The case revolves round a collection of books printed by the now-defunct Normal Union of Hong Kong Speech Therapists that featured cartoon sheep and wolves, which prosecutors mentioned had been analogies for Hong Kong residents and mainland Chinese language that had been supposed to “incite hatred” towards the latter.
On the primary day of the trial on Tuesday, prosecutor Laura Ng mentioned the books characterised the 2 teams as hostile in direction of one another.
“Hong Kong residents are weak minorities, Chinese language rulers are cold-blooded, totalitarian and brutal, and mainland Chinese language are thugs,” Ng mentioned.
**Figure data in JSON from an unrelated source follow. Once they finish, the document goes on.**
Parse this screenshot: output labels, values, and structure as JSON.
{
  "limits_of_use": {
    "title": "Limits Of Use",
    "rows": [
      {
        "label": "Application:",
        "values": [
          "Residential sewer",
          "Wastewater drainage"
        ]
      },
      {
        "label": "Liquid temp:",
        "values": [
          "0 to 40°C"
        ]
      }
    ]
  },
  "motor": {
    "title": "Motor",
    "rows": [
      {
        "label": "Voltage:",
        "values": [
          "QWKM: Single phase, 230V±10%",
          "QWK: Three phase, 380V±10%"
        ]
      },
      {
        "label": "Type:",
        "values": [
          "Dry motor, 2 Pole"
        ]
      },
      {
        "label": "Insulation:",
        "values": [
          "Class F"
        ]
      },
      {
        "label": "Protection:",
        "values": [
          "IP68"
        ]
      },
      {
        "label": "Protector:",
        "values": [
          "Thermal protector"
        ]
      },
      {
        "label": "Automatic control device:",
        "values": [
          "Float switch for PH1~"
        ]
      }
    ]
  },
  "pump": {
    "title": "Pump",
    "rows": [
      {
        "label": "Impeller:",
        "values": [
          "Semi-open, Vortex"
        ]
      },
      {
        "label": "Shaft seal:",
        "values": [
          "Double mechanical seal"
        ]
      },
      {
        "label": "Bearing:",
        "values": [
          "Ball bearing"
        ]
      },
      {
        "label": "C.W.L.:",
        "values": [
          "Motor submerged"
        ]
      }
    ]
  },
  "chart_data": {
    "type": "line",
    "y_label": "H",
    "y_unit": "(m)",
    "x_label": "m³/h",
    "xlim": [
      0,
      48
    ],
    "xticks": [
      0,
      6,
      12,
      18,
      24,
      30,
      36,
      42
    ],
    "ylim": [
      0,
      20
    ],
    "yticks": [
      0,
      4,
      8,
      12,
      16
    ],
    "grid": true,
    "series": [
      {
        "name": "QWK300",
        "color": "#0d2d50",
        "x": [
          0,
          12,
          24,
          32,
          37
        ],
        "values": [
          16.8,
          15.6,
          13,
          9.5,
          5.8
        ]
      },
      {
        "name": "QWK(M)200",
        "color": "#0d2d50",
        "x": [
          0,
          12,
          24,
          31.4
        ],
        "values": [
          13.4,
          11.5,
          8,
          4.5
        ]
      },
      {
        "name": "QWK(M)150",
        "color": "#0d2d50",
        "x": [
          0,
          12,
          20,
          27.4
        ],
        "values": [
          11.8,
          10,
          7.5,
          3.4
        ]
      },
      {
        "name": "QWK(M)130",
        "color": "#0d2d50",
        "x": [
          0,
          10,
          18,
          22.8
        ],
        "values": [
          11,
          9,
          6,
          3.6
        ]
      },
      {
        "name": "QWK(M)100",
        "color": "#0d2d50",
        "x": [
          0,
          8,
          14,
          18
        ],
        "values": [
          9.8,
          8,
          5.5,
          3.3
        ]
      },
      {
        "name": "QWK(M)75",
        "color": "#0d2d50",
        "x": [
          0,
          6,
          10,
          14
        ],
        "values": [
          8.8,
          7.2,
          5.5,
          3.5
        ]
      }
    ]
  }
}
Ng alleged defendants brazenly admitted to having based mostly these books on the political turmoil and avenue protests that started in 2019 over a contentious extradition invoice.
One of many books, titled The 12 Warriors of Sheep Village, was linked by the prosecutor to the seize of 12 Hong Kong fugitives by Chinese language authorities in 2020.
She alleged that one of many books known as for Hong Kong residents to take up arms and use violence towards authorities, whereas one other known as for international interference within the territory’s judicial course of.
A 3rd ebook was mentioned to have blamed mainland Chinese language for the Covid pandemic, portraying them as “egocentric, uncivilised and unhygienic”, which may incite separatist emotions amongst Hong Kong residents, Ng alleged.
The unionists had been arrested by nationwide safety police in July final 12 months and have been in custody since, with bail functions denied.
The defendants, two males and three girls of their 20s, had been govt committee members of the union.
They collectively face the cost of “conspiracy to print, publish, distribute, show and/or reproduce seditious publications” beneath the colonial-era crimes ordinance, with a most penalty of two years in jail.